The energy (E) of the photons can be calculated using the equation:

$E = \frac{hc}{\lambda}$

where $h$ is the Planck constant, $c$ is the speed of light, and $\lambda$ is the wavelength of the incident light. Given that $hc = 1240 $ eV nm, we can calculate the energy of the UV light photons directly.

Substituting $hc = 1240 $ eV nm and $\lambda = 300 $ nm into the equation gives:

$E = \frac{1240 \, \text{eV nm}}{300 \, \text{nm}} = 4.13 \, \text{eV}$

Next, we can calculate the maximum kinetic energy of the emitted electrons using the photoelectric effect equation:

$K_{max} = E - \phi$

where $K_{max}$ is the maximum kinetic energy of the emitted electrons, $E$ is the energy of the incident photons, and $\phi$ is the work function of the metal.

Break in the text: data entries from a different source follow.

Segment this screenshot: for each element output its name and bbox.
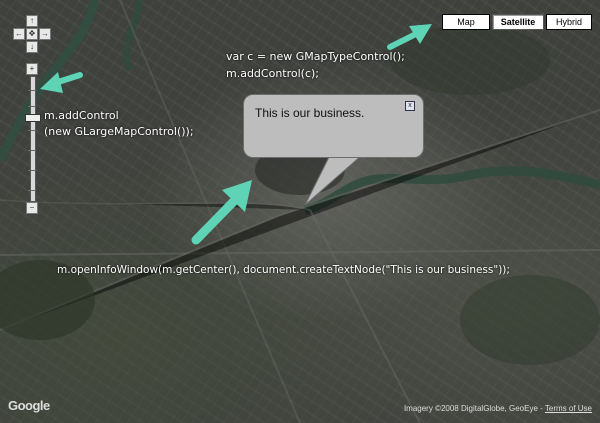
close-icon[interactable]: x — [405, 101, 415, 111]
pan-left-button[interactable]: ← — [13, 28, 25, 40]
pan-center-icon[interactable]: ✥ — [26, 28, 38, 40]
annotation-maptype-line1: var c = new GMapTypeControl(); — [226, 50, 405, 63]
zoom-slider-track[interactable] — [30, 76, 36, 202]
zoom-tick — [28, 190, 36, 191]
annotation-large-control-line2: (new GLargeMapControl()); — [44, 125, 194, 138]
map-type-control: Map Satellite Hybrid — [442, 14, 592, 30]
zoom-tick — [28, 150, 36, 151]
annotation-large-control-line1: m.addControl — [44, 109, 119, 122]
map-frame: Map Satellite Hybrid ↑ ← ✥ → ↓ + − This … — [0, 0, 600, 423]
map-type-map-button[interactable]: Map — [442, 14, 490, 30]
info-window-text: This is our business. — [255, 106, 365, 120]
imagery-credit-text: Imagery ©2008 DigitalGlobe, GeoEye - — [403, 404, 543, 413]
zoom-tick — [28, 106, 36, 107]
pan-down-button[interactable]: ↓ — [26, 41, 38, 53]
pan-right-button[interactable]: → — [39, 28, 51, 40]
zoom-out-button[interactable]: − — [26, 202, 38, 214]
map-type-satellite-button[interactable]: Satellite — [492, 14, 544, 30]
annotation-maptype-line2: m.addControl(c); — [226, 67, 320, 80]
zoom-in-button[interactable]: + — [26, 63, 38, 75]
zoom-tick — [28, 90, 36, 91]
google-logo: Google — [8, 398, 50, 413]
pan-up-button[interactable]: ↑ — [26, 15, 38, 27]
imagery-credit: Imagery ©2008 DigitalGlobe, GeoEye - Ter… — [404, 404, 592, 413]
zoom-tick — [28, 170, 36, 171]
annotation-info-window-code: m.openInfoWindow(m.getCenter(), document… — [57, 264, 510, 276]
map-type-hybrid-button[interactable]: Hybrid — [546, 14, 592, 30]
info-window: This is our business. x — [243, 94, 424, 158]
terms-of-use-link[interactable]: Terms of Use — [545, 404, 592, 413]
zoom-tick — [28, 130, 36, 131]
zoom-slider-handle[interactable] — [25, 114, 41, 122]
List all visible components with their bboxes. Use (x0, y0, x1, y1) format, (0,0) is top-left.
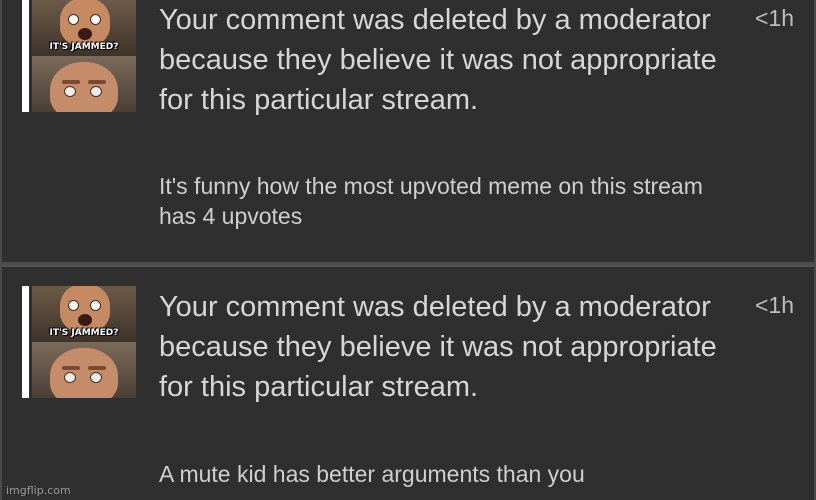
meme-thumbnail[interactable]: IT'S JAMMED? (22, 0, 136, 112)
meme-thumbnail[interactable]: IT'S JAMMED? (22, 286, 136, 398)
meme-caption: IT'S JAMMED? (49, 328, 119, 338)
eye (68, 300, 79, 311)
eye (68, 14, 79, 25)
eye (90, 372, 102, 383)
comment-text: A mute kid has better arguments than you (159, 461, 585, 487)
notification-item[interactable]: IT'S JAMMED? Your comment was deleted by… (0, 0, 816, 263)
watermark: imgflip.com (6, 484, 71, 497)
thumbnail-border (22, 286, 29, 398)
mouth (78, 314, 92, 326)
eye (90, 300, 101, 311)
face-illustration (50, 348, 118, 398)
eye (90, 14, 101, 25)
timestamp: <1h (754, 5, 794, 31)
eye (64, 86, 76, 97)
brow (88, 366, 106, 370)
face-illustration (50, 62, 118, 112)
meme-panel-bottom (32, 56, 136, 112)
notification-title: Your comment was deleted by a moderator … (159, 4, 717, 116)
face-illustration (60, 286, 110, 332)
mouth (78, 28, 92, 40)
comment-text: It's funny how the most upvoted meme on … (159, 173, 703, 229)
meme-panel-top: IT'S JAMMED? (32, 0, 136, 56)
thumbnail-border (22, 0, 29, 112)
meme-panel-top: IT'S JAMMED? (32, 286, 136, 342)
notification-item[interactable]: IT'S JAMMED? Your comment was deleted by… (0, 265, 816, 500)
brow (62, 366, 80, 370)
meme-panel-bottom (32, 342, 136, 398)
timestamp: <1h (754, 292, 794, 318)
face-illustration (60, 0, 110, 46)
eye (64, 372, 76, 383)
meme-image: IT'S JAMMED? (32, 286, 136, 398)
brow (62, 80, 80, 84)
brow (88, 80, 106, 84)
meme-image: IT'S JAMMED? (32, 0, 136, 112)
notification-title: Your comment was deleted by a moderator … (159, 291, 717, 403)
eye (90, 86, 102, 97)
meme-caption: IT'S JAMMED? (49, 42, 119, 52)
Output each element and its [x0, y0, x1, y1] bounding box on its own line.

Given $E = 4.13$ eV and the work function $\phi = 2.13$ eV, we have:

$K_{max} = 4.13 \, \text{eV} - 2.13 \, \text{eV} = 2 \, \text{eV}$

The stopping potential ($V_s$) is related to the maximum kinetic energy of the emitted electrons by the equation:

$K_{max} = eV_s$

where $e$ is the elementary charge (the charge of an electron), and $V_s$ is the stopping potential. Since $e = 1$ when using energy in eV and potential in volts, the stopping potential $V_s$ can be directly equated to the kinetic energy in eV:

$V_s = K_{max} = 2 \, \text{V}$

Therefore, the stopping potential is $2$ V, which corresponds to Option B.